I am trying to create a Gtk::Grid containing Gtk::Pictures. I would like to be able to scroll through this grid of pictures so that I can select them and perform actions on them. I had a gtkmm3 GUI that could do this using a Gtk::ScrolledWindow, Gtk::Viewport, and Gtk::Grid. I used Glade to design that GUI and did not have to do much in C++ to get the desired effect. Now, I’m in GTK4 and creating these widgets in source code and what I am seeing is that the grid resizes the images when the number of rows would cause it to adjust the scrollbar so that all images are displayed at once.
Below is a code snippet of how the Gtk::Frame, Gtk::ScrolledWindow, and Gtk::Grid are built.

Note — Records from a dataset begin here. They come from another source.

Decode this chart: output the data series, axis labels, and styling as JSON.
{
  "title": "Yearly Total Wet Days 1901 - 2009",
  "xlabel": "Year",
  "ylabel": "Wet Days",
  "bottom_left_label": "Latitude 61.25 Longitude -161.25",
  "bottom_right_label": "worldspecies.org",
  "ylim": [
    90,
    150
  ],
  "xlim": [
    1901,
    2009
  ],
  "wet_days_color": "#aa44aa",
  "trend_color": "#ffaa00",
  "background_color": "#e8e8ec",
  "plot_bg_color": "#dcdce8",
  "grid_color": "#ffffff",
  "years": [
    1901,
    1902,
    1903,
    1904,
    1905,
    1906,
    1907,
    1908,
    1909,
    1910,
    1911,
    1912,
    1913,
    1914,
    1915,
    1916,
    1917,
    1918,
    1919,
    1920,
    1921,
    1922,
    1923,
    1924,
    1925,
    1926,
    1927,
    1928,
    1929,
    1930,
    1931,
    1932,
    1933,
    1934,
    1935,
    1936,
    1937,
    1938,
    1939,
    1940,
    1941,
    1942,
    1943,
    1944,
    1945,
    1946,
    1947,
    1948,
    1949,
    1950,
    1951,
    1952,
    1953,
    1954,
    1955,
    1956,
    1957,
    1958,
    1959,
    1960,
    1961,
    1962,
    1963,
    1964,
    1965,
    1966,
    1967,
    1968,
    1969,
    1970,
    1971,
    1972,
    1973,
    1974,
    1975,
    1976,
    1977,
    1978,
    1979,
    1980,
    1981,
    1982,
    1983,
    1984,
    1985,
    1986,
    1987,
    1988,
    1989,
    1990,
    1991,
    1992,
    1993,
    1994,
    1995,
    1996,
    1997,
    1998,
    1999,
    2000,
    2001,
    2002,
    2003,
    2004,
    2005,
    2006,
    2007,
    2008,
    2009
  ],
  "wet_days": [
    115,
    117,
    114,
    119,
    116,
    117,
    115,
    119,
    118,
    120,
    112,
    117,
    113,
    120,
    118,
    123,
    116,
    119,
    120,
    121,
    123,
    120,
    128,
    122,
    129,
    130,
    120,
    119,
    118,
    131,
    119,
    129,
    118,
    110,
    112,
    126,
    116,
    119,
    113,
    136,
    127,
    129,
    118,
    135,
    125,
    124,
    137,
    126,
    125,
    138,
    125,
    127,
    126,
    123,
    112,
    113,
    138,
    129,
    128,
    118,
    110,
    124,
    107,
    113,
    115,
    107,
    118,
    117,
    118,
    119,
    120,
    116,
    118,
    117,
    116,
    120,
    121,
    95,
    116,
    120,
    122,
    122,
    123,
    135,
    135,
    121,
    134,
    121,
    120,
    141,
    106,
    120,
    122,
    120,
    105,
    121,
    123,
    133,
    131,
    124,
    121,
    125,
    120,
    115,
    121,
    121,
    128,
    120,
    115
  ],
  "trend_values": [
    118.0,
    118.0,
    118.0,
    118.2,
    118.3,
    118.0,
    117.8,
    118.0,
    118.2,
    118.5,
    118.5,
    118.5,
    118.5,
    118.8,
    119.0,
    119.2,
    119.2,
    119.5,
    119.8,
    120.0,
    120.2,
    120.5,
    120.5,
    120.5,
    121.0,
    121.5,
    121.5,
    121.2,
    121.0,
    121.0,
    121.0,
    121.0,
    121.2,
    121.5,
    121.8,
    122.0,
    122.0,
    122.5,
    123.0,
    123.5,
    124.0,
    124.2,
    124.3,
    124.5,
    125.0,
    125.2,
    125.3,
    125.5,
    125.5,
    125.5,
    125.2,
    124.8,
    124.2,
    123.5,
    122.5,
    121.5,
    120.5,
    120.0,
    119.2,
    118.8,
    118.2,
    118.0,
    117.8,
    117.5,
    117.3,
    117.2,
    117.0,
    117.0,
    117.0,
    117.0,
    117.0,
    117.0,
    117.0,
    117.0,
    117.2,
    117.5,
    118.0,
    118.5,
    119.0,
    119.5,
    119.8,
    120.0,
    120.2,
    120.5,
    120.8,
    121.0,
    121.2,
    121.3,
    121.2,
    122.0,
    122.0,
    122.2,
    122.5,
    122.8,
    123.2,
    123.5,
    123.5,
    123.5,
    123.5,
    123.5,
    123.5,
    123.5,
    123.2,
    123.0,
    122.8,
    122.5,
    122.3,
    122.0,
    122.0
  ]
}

I removed the Gtk::Viewport because the Gtk::ScrolledWindow documentation suggested one would be created for me (I also tested creating one myself).
That example does not contain images. It probably does not solve the unwanted resizing.
I’m not sure what to do here. Are your images stored in Gtk::Image objects?
You can try calling Gtk::Widget::set_size_request() on the images.
I’ve put images in a scrollable grid view in Python. I used a box for the grid entries so that I could include a text label with each image.
I hit issues with my first implementation just adding the fixed sized images to the box and then adding the boxes to the grid. Once I had several thousand entries (big appreciation for GridView supporting this nicely), I started to see issues scrolling a long way - the images would grow, there would be fewer entries per grid row and sometimes large white space gaps between rows.
In the end I looked at how Gnome Files worked (the nautilus-grid-* files in src · main · GNOME / Files · GitLab) It uses Bin and Clamp in the grid entry objects in ways I don’t understand but copying that approach solved my issues with the grid.
You can try Cambalache which is the Glade equivalent for GTK4 by the same developer. It’s still in the works, but should be good enough for most common use cases.
Thanks for the replies, everyone. After going through some of your comments, I noticed that I was using set_can_shrink(false) for my main Gtk::Picture, but not the ones in the grid. Once I set that to false for the grid entries, the total size exceeded the allocation for the Gtk::ScrolledWindow and the scroll bars activated. Problem solved!